Somatostatin-induced paradoxical increase in intracellular Ca2+ concentration and insulin release in the presence of arginine vasopressin in clonal HIT-T15 β-cells

Somatostatin, a hormone that signals via G(i)/G(o), usually inhibits increases in intracellular calcium concentration ([Ca2+](i)) and insulin release from beta-cells. We have found that in the presence of arginine vasopressin (AVP), which signals via G(q), somatostatin increased [Ca2+](i), leading to insulin release in HIT-T15 cells. The increase in [Ca2+](i) by somatostatin was observed even after 60 min of AVP treatment, Somatostatin alone failed to increase [Ca2+](i), and insulin release.
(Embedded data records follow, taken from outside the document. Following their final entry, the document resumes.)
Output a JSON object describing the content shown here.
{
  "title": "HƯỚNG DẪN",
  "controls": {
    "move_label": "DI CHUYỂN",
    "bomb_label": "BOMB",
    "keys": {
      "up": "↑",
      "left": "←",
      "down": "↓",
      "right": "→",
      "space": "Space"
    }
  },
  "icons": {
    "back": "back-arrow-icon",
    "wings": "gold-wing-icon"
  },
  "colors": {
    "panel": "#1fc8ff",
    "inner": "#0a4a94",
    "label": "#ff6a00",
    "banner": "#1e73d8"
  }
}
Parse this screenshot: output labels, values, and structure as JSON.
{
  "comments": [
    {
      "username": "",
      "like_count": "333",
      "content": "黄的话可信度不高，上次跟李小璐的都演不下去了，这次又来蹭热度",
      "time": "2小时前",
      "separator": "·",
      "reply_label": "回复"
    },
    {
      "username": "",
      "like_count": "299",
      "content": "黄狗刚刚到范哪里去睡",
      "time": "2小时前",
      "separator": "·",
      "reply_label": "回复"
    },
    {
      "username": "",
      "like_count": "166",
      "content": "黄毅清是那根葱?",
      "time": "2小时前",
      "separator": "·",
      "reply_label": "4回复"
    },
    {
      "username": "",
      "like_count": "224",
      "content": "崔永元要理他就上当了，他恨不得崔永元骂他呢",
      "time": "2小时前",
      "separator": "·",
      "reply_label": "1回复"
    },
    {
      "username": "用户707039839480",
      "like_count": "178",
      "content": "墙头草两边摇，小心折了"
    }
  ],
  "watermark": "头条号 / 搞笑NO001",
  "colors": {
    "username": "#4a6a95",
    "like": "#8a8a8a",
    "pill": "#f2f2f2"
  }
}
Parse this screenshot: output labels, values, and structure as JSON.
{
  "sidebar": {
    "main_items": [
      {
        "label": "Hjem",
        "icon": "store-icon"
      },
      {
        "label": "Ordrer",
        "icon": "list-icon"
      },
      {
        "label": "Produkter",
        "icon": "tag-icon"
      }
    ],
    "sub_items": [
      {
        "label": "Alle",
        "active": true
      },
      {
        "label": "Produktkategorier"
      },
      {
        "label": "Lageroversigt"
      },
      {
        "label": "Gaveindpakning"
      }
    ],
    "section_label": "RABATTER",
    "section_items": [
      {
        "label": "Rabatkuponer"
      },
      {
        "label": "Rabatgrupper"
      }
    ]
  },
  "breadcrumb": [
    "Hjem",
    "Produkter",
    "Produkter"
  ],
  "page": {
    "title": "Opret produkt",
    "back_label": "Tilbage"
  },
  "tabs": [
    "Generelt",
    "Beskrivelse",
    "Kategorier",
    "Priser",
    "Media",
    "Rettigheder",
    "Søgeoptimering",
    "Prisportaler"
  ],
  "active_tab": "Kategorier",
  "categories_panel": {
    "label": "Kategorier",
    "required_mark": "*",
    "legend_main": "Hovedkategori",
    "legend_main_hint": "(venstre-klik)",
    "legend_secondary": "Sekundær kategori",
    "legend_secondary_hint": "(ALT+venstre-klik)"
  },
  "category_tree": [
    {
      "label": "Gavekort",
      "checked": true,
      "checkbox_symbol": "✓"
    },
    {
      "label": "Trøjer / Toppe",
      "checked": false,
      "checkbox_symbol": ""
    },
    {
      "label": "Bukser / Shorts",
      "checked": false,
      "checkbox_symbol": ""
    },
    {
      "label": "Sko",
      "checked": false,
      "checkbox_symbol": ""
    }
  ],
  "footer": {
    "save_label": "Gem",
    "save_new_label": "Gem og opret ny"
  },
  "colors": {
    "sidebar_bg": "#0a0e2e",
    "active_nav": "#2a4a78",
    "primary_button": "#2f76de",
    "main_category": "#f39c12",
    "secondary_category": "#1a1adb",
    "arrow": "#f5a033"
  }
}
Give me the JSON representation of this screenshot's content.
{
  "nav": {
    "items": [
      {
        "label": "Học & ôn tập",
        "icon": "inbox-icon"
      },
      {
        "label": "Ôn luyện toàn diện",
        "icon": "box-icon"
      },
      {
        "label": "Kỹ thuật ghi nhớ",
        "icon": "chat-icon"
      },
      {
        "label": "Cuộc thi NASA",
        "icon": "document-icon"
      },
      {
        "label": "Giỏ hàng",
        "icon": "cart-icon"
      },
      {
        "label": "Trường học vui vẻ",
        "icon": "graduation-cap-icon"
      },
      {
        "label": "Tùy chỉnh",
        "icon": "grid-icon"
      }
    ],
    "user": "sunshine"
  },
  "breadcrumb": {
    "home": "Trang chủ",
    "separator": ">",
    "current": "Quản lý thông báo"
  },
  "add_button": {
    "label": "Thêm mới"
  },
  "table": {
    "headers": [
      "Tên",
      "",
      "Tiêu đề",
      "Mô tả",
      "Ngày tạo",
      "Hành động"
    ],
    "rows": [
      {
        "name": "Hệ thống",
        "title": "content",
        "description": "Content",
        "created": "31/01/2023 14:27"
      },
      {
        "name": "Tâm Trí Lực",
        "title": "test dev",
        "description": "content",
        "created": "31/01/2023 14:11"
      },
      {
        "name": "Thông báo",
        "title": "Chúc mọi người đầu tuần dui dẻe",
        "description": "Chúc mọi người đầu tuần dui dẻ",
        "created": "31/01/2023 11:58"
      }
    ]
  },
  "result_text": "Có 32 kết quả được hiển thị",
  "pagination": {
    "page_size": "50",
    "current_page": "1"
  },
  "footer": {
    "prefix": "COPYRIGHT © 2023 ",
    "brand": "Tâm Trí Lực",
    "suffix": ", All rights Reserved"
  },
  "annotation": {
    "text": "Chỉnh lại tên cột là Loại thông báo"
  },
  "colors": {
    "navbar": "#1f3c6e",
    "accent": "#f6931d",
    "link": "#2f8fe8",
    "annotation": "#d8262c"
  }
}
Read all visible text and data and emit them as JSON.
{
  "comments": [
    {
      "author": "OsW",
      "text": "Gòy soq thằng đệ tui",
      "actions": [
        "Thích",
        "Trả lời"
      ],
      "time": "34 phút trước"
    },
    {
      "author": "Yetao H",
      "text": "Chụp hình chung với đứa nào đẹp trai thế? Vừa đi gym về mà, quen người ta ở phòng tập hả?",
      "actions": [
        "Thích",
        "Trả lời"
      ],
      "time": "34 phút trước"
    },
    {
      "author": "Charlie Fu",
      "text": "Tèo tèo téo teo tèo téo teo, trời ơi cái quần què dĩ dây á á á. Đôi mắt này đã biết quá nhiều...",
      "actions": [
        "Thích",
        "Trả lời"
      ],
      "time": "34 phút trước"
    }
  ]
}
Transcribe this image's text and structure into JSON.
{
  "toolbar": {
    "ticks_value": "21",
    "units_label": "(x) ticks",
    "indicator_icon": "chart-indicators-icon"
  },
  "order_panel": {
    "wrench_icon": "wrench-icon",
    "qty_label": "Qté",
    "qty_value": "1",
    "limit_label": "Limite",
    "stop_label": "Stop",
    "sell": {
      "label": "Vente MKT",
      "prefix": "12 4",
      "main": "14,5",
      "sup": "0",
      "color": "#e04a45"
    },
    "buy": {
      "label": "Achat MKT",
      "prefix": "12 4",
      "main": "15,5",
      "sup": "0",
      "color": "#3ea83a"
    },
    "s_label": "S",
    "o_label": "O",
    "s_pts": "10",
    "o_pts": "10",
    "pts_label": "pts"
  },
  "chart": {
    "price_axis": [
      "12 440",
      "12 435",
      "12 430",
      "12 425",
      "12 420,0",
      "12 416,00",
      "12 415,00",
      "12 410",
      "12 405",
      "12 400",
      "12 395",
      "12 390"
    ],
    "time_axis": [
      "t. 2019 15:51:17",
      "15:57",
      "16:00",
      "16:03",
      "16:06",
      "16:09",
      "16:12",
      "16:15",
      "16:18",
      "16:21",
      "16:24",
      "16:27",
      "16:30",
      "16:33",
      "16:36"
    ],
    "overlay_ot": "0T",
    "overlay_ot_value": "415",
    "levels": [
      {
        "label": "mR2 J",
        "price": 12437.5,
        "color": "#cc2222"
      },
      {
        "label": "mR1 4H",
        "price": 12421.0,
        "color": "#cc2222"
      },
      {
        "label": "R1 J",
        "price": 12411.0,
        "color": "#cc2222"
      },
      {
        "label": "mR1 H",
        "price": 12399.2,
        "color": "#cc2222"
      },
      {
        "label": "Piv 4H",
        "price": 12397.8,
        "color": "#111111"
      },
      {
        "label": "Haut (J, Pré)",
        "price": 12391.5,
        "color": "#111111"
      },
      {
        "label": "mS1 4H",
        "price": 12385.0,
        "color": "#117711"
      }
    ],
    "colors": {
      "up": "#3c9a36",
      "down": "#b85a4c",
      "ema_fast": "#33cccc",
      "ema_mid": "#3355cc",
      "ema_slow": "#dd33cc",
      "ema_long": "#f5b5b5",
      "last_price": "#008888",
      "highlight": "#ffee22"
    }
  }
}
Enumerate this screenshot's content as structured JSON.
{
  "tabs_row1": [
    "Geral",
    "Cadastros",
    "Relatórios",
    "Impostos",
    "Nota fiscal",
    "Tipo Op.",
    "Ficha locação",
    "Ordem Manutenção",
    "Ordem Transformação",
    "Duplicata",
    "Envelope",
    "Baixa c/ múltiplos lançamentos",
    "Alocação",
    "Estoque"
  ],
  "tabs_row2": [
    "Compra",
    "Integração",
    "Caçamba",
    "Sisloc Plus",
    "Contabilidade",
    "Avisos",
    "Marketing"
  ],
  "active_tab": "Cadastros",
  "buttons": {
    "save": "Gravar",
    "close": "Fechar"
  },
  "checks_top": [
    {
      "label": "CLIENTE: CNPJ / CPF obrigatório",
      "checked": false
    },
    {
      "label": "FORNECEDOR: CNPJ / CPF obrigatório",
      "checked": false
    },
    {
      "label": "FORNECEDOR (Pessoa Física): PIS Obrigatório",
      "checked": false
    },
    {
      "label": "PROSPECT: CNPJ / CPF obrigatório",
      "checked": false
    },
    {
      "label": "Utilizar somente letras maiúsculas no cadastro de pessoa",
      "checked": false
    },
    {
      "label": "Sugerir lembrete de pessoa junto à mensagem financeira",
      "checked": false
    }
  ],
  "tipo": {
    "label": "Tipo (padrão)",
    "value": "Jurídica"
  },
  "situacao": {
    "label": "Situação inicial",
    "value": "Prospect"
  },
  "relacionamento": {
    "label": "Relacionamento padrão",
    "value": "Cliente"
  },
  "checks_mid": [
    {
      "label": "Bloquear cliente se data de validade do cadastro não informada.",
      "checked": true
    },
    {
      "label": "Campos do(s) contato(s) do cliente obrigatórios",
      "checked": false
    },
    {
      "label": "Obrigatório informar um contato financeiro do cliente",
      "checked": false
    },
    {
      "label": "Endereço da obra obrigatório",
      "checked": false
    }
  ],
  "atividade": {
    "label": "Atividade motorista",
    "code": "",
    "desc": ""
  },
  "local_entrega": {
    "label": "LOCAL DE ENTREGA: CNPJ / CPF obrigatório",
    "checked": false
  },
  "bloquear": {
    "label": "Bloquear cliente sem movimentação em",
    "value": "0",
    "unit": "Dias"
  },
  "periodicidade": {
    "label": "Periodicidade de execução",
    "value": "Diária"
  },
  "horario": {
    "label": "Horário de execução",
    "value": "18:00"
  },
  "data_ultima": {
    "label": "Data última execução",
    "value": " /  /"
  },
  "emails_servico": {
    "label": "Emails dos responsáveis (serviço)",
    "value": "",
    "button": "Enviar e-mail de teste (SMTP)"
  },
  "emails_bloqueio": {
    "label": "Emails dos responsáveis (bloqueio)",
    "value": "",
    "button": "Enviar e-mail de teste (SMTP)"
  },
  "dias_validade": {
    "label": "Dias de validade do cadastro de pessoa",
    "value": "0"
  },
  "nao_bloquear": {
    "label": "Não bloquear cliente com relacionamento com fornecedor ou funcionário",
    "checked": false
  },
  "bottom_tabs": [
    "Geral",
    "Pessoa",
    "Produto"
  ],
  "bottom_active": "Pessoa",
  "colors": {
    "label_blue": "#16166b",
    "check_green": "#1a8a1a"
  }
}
Somatostatin induced changes in [Ca2+](i) in a biphasic pattern, characterized by a sharp and transient increase followed by a rapid decline to sub-basal levels. Pretreatment with pertussis toxin, which inactivates G(i)/G(o), abolished the effects of somatostatin. U-73122, an inhibitor of phospholipase C, antagonized the somatostatin-induced increase in [Ca2+](i). In Ca2+-free medium, somatostatin still increased [Ca2+](i). Depletion of intracellular Call stores with thapsigargin, a microsomal Ca+-ATPase inhibitor, abolished somatostatin's effect. In the presence of bradykinin, another G(q)-coupled receptor agonist, somatostatin also increased [Ca2+](i), but not in the presence of isoproterenol (a G.-coupled receptor agonist) or medetomidine (a G(i)/G(o)-coupled receptor agonist). Our findings suggest that somatostatin signals through G(i)/G(o), and involves phospholipase C and Ca2+ release from the endoplasmic reticulum. The increase in [Ca2+](i) by somatostatin leads to insulin release. This cross-talk is specific to G(q) and G(i)/G(o), and is not limited to the AVP and somatostatin receptors.